GlaxoSmithKline is souping up its social media monitoring with a digital strategy it says will create processes that are standard enough to streamline communications, but flexible enough to meet local requirements.

The company has hired digital agency Fabric Worldwide and IT and consulting firm Infosys to implement their Global Digital Platform. According to the partners, the strategy is one of agility: Infosys says the Global Digital Platform will “allow GSK to quickly build digital assets and listen to consumers across an array of digital platforms.” GSK noted that efficiency is part of the core business strategies the company identified in its 2011 annual report.
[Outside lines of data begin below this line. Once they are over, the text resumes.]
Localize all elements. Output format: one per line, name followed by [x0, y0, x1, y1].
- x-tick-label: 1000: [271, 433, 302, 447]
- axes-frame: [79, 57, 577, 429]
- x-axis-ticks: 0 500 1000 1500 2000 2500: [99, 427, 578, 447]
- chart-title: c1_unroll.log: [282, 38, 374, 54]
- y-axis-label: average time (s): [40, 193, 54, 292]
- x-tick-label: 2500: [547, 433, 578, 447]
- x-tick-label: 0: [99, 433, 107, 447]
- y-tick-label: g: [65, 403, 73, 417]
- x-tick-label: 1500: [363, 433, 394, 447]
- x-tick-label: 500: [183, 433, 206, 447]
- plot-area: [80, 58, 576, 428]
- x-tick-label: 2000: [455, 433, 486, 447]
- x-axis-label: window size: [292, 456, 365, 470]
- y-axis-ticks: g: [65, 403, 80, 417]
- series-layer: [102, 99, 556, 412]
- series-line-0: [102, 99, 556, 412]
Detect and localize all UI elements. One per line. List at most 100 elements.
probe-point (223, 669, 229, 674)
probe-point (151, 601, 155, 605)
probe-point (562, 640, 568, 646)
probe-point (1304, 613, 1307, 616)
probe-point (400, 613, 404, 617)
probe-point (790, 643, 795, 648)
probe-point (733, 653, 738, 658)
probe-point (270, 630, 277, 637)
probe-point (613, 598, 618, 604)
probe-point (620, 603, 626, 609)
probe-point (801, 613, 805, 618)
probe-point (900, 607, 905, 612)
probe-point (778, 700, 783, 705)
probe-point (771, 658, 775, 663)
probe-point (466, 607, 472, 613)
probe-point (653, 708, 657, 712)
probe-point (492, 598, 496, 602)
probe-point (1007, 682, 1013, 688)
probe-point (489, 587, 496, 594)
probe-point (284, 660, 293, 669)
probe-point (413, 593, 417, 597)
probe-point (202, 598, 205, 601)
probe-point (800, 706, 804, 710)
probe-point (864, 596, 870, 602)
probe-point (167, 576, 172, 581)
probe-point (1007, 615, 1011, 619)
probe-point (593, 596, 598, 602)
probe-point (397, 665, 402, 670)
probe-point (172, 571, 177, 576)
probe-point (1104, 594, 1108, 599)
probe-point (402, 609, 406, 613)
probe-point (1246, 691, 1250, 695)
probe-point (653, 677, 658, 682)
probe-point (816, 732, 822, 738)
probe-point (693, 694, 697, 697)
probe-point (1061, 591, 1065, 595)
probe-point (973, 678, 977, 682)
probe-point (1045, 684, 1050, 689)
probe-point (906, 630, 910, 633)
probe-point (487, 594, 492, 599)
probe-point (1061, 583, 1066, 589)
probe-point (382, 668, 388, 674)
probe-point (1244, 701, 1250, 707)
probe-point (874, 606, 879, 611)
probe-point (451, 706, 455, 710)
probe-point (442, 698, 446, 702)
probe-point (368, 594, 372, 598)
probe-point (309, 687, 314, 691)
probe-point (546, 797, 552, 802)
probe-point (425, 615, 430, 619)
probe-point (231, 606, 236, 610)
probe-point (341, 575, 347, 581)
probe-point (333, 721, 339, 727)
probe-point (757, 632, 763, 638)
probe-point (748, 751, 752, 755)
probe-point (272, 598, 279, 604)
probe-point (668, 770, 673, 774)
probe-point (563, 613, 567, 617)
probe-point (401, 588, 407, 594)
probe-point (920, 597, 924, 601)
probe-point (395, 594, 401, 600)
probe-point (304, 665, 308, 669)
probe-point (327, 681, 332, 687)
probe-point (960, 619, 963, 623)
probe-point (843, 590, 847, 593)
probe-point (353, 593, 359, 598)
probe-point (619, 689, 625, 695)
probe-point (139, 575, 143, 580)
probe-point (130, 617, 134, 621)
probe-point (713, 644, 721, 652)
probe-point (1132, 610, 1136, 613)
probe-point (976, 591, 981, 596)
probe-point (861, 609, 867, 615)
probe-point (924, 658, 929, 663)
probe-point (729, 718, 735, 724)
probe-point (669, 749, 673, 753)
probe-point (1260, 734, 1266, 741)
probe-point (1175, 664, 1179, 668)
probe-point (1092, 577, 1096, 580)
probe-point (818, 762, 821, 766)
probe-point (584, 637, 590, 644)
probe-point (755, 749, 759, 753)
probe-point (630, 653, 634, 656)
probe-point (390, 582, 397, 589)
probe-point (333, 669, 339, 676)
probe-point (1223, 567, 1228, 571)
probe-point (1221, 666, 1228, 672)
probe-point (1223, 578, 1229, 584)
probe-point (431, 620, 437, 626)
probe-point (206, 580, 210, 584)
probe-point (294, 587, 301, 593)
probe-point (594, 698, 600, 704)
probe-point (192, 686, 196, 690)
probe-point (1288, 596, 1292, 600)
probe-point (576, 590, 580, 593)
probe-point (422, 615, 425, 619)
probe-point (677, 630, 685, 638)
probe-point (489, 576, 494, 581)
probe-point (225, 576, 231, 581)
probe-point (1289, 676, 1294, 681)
Meanwhile, WPP techie shop Fabric Worldwide says the partnership will help GSK “consistently understand consumer signals from digital channels, across all brands and all markets.”

However, marketers say it is an attempt at something else: to break out of the industry’s traditional isolation.

“GSK’s decision of taking a more holistic, global, and strategic view of digital is extremely smart and, in my opinion, will yield them a terrific edge in the marketplace,” Fabio Gratton, founder and chief experience officer of Ignite Health told MM&M.
 
Jim Dayton, senior director of  emerging media at the digital marketing agency Intouch Solutions, said he applauds GSK for having the “foresight to have integrated marketing systems that include social monitoring and engagement tools.”

The industry has struggled with balancing the desire to engage consumers without tripping over sketchily-defined regulatory boundaries, but companies can scarcely afford to shun social media altogether.

Gratton added that the move reinforces that digital isn’t about marketing, but about business as a whole, and that the GSK venture deserves credit, regardless of the results.

“Even if they fail, they will be failing forward sooner and faster than anyone else, and that itself is a competitive advantage,” he added.